Nous commençons la semaine en changeant d’hôtel. Nous allons au Check Inn, à deux rues d’ici, dans une ruelle entre la Yaowarat et la Charoen, juste derrière un petit temple. C'est notre cinquième séjour ici. Nous étions d'ailleurs parmi leurs premiers clients. Pour qui aime China Town, c'est un emplacement idéal. On est au calme et pourtant à cent mètres de l'avenue Yaowarat. On la rejoint directement par une ruelle étroite qui « sent le petit félin », comme on dit dans les romans policiers. De fait, une mémère vit là avec toute une armée de chiens et de chats. Même si, comme partout, on balaie et on lave à grande eau fréquemment, certains petits inconvénients sont incontournables. N'empêche, la dernière fois ça empestait grave. Je pense que les inondations de l'avant-dernière mousson y sont pour quelque chose. En fait, ce sera de courte durée. Quelques soirs plus tard, je remarque que les odeurs « de petit félin » sont de retour, même si c'est encore relativement discret.
Nous sommes à Bangkok jusqu'à dimanche. De toute manière, nous ne sommes pas là pour faire du tourisme, mais pour éviter l'hiver. Et j'ai du boulot.
Bonne surprise : depuis notre dernier passage, ils ont dû reconfigurer leur système, car la connexion Internet est maintenant excellente. Donc, je bosse jusque vers 3-4 heures de l'après-midi, heure à laquelle mes clients arrivent au bureau en Europe.
Après le taf, nous nous baladons dans Bangkok. Pour déjeuner, nous avons trouvé un restau au premier étage du supermarché voisin. L'endroit est bizarrement fichu. Pour un peu, on pourrait penser qu'on est dans un parking réaménagé. Tout autour se succèdent les salons de massage et les petits restaurants, tandis qu'au milieu, des meubles de récupe ont été transformés en tables de restaurant éparpillées au milieu d'objets chinois de toutes sortes : vases, statues de divinités en céramique, services à thé... Et bien entendu, des cartons entreposés çà et là. Un joyeux foutoir. Le côté clinquant et vieillot à la fois a une touche années soixante qui ne manque pas de charme. Tout ça en version chinoise.

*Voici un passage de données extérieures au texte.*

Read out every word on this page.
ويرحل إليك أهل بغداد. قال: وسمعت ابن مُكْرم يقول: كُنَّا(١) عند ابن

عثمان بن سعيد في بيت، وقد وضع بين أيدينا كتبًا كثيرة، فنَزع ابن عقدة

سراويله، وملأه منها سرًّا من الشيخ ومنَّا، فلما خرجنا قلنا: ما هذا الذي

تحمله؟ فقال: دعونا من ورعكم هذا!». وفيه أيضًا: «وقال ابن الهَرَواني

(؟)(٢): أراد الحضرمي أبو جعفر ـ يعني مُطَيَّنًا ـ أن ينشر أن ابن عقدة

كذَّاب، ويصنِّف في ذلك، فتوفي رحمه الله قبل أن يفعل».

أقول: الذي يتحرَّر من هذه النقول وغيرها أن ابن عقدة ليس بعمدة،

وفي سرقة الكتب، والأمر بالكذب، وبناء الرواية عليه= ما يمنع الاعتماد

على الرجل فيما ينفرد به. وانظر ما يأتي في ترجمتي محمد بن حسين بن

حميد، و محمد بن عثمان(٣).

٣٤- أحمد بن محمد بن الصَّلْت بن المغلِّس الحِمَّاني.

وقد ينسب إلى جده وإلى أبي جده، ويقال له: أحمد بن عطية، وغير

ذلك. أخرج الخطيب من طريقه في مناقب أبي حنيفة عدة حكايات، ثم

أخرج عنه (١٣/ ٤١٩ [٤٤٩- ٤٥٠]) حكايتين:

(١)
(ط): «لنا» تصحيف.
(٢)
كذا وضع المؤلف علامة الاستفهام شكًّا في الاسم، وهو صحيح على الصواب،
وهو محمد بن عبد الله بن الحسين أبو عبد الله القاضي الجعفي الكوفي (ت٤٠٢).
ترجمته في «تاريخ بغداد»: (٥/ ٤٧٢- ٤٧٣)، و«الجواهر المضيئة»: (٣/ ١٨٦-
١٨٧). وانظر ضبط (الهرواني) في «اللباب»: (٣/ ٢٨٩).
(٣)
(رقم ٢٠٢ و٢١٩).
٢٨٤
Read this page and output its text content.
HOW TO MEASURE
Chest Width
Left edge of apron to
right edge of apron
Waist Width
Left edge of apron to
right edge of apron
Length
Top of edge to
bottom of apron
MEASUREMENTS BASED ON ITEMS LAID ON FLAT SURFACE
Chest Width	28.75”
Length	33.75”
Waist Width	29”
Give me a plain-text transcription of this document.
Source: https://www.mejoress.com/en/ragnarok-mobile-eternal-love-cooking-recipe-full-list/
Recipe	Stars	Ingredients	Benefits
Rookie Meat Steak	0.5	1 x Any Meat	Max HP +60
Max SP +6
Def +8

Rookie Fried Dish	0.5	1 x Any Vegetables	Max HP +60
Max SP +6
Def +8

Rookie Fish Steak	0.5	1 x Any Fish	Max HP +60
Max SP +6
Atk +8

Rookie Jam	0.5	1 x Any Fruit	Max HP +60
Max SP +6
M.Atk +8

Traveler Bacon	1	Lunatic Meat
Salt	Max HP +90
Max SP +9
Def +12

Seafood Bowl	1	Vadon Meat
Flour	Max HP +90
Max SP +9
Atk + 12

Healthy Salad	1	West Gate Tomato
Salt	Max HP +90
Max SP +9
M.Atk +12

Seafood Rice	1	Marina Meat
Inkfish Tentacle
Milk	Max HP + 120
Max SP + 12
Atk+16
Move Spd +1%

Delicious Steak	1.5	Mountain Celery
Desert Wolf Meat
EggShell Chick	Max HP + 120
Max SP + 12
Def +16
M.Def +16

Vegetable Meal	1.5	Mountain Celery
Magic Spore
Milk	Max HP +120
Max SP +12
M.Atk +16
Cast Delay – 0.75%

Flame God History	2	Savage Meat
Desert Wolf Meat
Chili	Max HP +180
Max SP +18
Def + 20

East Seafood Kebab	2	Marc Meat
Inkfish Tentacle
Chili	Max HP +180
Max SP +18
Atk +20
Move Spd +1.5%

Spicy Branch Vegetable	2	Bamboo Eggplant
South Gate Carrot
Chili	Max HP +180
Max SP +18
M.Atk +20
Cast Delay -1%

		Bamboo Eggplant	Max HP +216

Nous avons jeté notre dévolu sur le premier restau en haut de l'escalier. Il est séparé du reste par une baie vitrée sur toute la longueur. Face à la porte, le comptoir et une table ronde qui sert un peu d'annexe au comptoir. Les cuisines sont séparées de la salle par un rideau en plastique. Quand il s'entrouvre, on aperçoit une bande de jeunes aux coupes de cheveux branchées, décolorés ou teints en bleu : les cuisiniers. En salle, les serveuses portent une tenue traditionnelle rouge et or. Seule la patronne est « en civil ». Au fond de la salle, l'inévitable écran plat qui projette des clips de karaoké. Nous déjeunons de dim sun, les raviolis chinois. Depuis notre dernier séjour à Hong-Kong, nous étions un peu en manque...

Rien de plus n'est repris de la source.